El resto de la fiesta me da igual, sobre todo ese chupinazo frecuentemente proetarra; pero el encierro sin caretas, recogido en sus breves minutos, es otra cosa. Justo por Dragó pensé de adolescente hacer una escapadita para rozarme con la afilada intensidad del cuerno, aunque nunca lo hice y ya no estoy para esos trotes. La intensidad solo puede ser ya vicaria, electrónica. Pero alguna chispa efectiva salta durante ese tiempo en suspensión: el peligro contemplado también produce adrenalina. El desayuno luego está más sabroso.

Y por la tarde el Tour, que empezó antes de los Sanfermines y terminará después. En los tiempos del navarro Indurain, la coincidencia del 7 de julio la resaltaban los ciclistas del Banesto con un pañuelo rojo. Me acabo de enterar de que evoca la decapitación de san Fermín en Amiens, por donde pasó el Tour hace dos días. ¡Todo encaja!

En el Tour de este 2025 se subirá Hautacam, donde fue vencido finalmente Indurain, concluyendo su era. Es la montaña que se agigantó aquel día. Y se subirá el Mont Ventoux, el monte petrarquista que vio morir a Tom Simpson. Y vuelve, si no recuerdo mal, una contrarreloj pura, toda cuesta arriba, en Peyragudes.

Escribo después de la contrarreloj en que Pogačar se ha hecho con el maillot amarillo y ya tiene a más de un minuto a Vingegaard. Poca incertidumbre competitiva parece que va a haber. Pero no importa. También la había con Indurain. En el ciclismo lo que cuenta es la estampa: la representación del auto sacramental. Los trances agónicos, el riesgo.

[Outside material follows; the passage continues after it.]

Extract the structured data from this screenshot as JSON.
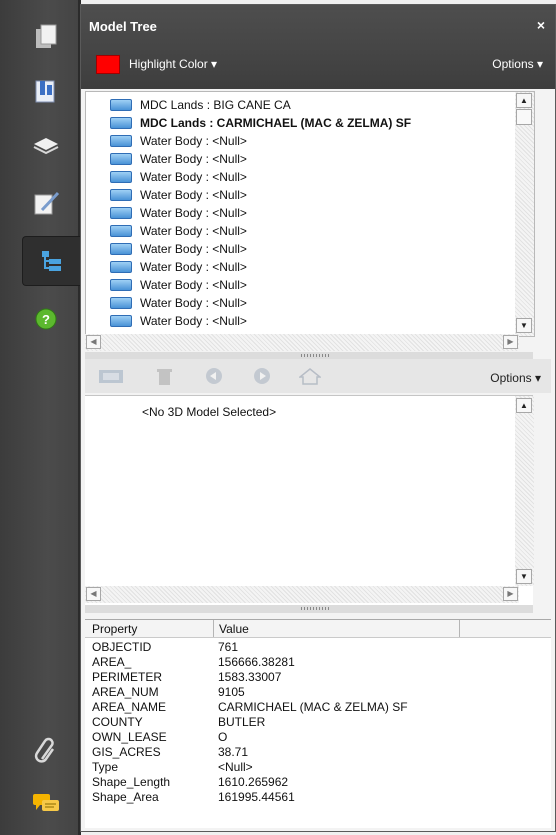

El espectáculo de la pelea con el propio límite.

Algo de toro tienen, por cierto, las bicicletas. Las llaman cabras, pero son taurinas. Dragó diría que la conjunción con los ciclistas produce minotauros. El Tour puede verse como unos Sanfermines en que los touros (en portugués) fueran los propios corredores. Los ciclistas tienen además algo de toreros. Recuerdo que Lejarreta tras una caída parecía Manolete tras una cornada.

Así que por la mañana los Sanfermines y por la tarde el Tour. Escuelas sobrias de vida. Algo de agitación emocional, mental. Inyecciones nietzscheanas: inyecciones que nos pinchan los ciclistas, sin que tengamos que pasar un control antidoping después. Después, tras el Tour, lo que viene es la merienda. Que también sabe divino.